No. Cloud Run resource configuration (CPU, memory, concurrency, scaling) is a service-level setting. It applies uniformly to every request regardless of the URL path. There is no native feature for per-route resource configuration.
Options
Option A: Two Cloud Run services + Load Balancer path routing
Deploy two Cloud Run services from the same Docker image with different resource configs. Put a Google Cloud Application Load Balancer in front with a URL map that routes by path using Serverless NEGs (Network Endpoint Groups).
+---------------------+
requests ------> | Application LB |
| (URL Map) |
| |
| /api/process-video |--> video-processor-responses (high concurrency, 2 CPU, 2Gi)
| /api/hls-encode |--> "
| /api/thumbnail |--> "
| |
| /api/process-asset |--> video-processor-assets (low concurrency, 4 CPU, 8Gi)
| /api/rotate-video |--> "
+---------------------+
Pros:
- Clean separation, each service scales independently
- Single external URL for callers
- Native GCP feature, well-documented
Cons:
- Adds a load balancer (~$18/month + per-request cost)
- More terraform complexity (LB, SSL cert, URL map, serverless NEGs, backend services)
- Slightly higher latency from the extra hop
Option B: Two Cloud Run services, two env vars (simple split)
Skip the load balancer. Deploy two services and have callers use the right URL directly:
VIDEO_PROCESSOR_URL-> response processing serviceASSET_PROCESSOR_URL-> asset/final video service
Pros:
- Simplest to implement
- No extra infra cost
- Minimal terraform change — reuse existing module twice with different configs
- Our terraform module already accepts
video_processor_configoverrides
Cons:
- Callers need to know which URL to use
- Two URLs to manage per environment
Option C: Application-level concurrency control (no infra change)
Keep one service but add a semaphore/queue in the Express app that limits concurrent heavy operations:
// Pseudocode
const heavySemaphore = new Semaphore(1); // only 1 asset job at a time
const lightSemaphore = new Semaphore(10); // 10 response jobs at a time
Pros:
- Zero infra change, works today
Cons:
- Doesn't solve the memory/CPU problem — still need to provision for the worst case (500 MB asset video), wasting resources on light requests
- Doesn't help with independent scaling
- One stuck asset job blocks a slot
Benchmark Data (2026-03-05/06)
Full data in hls-benchmark-data.csv. Key findings:
Memory requirements (HLS encoding, 3 renditions at 1080p)

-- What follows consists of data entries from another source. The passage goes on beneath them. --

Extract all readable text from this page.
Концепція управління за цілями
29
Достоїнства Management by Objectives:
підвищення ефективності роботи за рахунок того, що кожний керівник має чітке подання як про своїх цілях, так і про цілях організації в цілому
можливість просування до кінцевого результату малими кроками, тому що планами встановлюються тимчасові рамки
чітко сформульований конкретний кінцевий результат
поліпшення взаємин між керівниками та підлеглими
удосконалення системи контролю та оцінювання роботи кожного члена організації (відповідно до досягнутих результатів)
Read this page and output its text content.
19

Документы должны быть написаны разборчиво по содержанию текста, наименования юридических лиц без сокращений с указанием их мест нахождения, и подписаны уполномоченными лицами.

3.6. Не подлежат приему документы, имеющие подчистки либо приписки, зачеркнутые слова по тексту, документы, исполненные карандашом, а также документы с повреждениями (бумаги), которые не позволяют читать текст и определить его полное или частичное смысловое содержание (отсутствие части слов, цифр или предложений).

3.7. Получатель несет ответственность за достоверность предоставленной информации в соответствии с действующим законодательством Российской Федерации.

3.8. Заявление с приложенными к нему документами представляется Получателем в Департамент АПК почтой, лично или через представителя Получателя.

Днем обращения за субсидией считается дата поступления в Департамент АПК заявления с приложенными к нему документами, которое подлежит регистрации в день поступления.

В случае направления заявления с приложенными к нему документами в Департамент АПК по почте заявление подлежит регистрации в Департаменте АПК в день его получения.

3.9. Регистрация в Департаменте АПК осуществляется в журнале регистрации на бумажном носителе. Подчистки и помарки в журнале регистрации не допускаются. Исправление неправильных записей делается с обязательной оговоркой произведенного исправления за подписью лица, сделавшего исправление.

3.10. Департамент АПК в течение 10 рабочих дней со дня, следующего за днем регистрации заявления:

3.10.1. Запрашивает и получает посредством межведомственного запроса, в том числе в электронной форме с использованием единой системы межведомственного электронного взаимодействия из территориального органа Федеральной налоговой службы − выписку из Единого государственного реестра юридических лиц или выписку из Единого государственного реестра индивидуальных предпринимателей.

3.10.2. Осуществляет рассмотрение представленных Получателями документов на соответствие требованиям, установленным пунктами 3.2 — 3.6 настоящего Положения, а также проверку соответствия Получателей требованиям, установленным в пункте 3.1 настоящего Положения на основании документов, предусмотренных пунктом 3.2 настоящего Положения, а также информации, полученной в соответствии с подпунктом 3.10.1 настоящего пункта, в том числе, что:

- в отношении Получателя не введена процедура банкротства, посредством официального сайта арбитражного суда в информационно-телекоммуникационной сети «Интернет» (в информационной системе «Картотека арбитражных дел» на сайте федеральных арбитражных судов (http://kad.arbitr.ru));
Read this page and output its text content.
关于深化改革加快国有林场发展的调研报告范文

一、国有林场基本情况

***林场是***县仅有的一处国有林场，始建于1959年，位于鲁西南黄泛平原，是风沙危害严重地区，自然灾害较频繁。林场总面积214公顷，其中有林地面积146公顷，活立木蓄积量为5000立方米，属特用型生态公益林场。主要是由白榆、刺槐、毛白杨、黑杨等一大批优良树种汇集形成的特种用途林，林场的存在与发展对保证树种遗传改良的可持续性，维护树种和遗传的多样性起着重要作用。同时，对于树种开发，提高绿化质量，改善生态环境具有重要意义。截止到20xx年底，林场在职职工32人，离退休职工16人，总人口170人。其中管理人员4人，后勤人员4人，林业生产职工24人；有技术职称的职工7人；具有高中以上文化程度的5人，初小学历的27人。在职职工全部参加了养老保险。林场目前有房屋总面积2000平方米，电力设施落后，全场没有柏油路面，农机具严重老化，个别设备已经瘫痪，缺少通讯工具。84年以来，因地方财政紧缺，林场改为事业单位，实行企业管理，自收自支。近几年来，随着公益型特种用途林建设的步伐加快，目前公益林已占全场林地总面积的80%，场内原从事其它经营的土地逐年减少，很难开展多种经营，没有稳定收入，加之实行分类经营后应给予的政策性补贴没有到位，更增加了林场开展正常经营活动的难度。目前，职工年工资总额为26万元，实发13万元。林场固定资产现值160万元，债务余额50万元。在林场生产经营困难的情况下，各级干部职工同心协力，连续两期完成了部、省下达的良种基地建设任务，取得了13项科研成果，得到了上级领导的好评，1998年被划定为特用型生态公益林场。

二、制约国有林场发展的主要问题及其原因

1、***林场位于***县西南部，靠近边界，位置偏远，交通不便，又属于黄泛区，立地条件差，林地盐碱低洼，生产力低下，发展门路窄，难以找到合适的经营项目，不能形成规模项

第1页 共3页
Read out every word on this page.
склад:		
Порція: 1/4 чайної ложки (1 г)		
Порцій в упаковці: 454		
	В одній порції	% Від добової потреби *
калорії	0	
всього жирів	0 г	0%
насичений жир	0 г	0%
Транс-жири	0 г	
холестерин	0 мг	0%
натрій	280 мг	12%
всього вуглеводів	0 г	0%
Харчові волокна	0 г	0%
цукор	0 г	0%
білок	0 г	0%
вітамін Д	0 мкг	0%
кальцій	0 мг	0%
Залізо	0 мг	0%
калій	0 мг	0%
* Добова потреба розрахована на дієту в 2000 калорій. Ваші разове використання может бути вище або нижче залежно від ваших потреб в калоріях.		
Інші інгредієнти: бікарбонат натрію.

| Memory | Small videos (<34 MB) | Large videos (200MB+, 179s) |
|---|---|---|
| 512 Mi | OOM | OOM |
| 1 Gi | OOM | OOM |
| 2 Gi | OK | OOM |
| 4 Gi | OK | OK |
CPU scaling (200MB+ video, 179s duration, 4Gi memory)
| CPU | FFmpeg Time | Speedup vs 1 CPU | Realtime ratio |
|---|---|---|---|
| 1 | 34.4s | 1x | 5.2x |
| 2 | 15.2s | 2.3x | 11.8x |
| 4 | 8.0s | 4.3x | 22.4x |
CPU scaling (small videos, 2Gi memory)
| CPU | Avg FFmpeg Time (6s video) | Realtime ratio |
|---|---|---|
| 1 | ~50s | ~10x |
| 2 | ~25s | ~4x |
Other observations
- CPU scaling is nearly linear — 2x CPU gives ~2.3x speedup
- FFmpeg is 95%+ of total processing time
- Download from Vercel Blob: <0.5s even for 200MB
- Upload to R2: <1s consistently
- Cold start with startup probe: ~8s
- ffprobe latency: ~1.8s cold, ~0.2s warm
Suggested configs (Option B)
| Service | CPU | Memory | Concurrency | Max instances | Rationale |
|---|---|---|---|---|---|
| Response videos | 2 | 2Gi | 1 | 20 | Handles <50MB videos, good speed/cost balance |
| Asset/final videos | 2–4 | 4Gi | 1 | 5 | Must handle 200MB+, lower concurrency needed |
Recommendation
Option B is the pragmatic choice. The terraform module already supports config overrides via video_processor_config, so instantiating it twice with different configs is straightforward. The caller-side change is small since the video processing client already uses an env var for the URL.
Option A makes sense later if we want a single public endpoint or need more sophisticated traffic management, but it adds meaningful complexity for the current scale.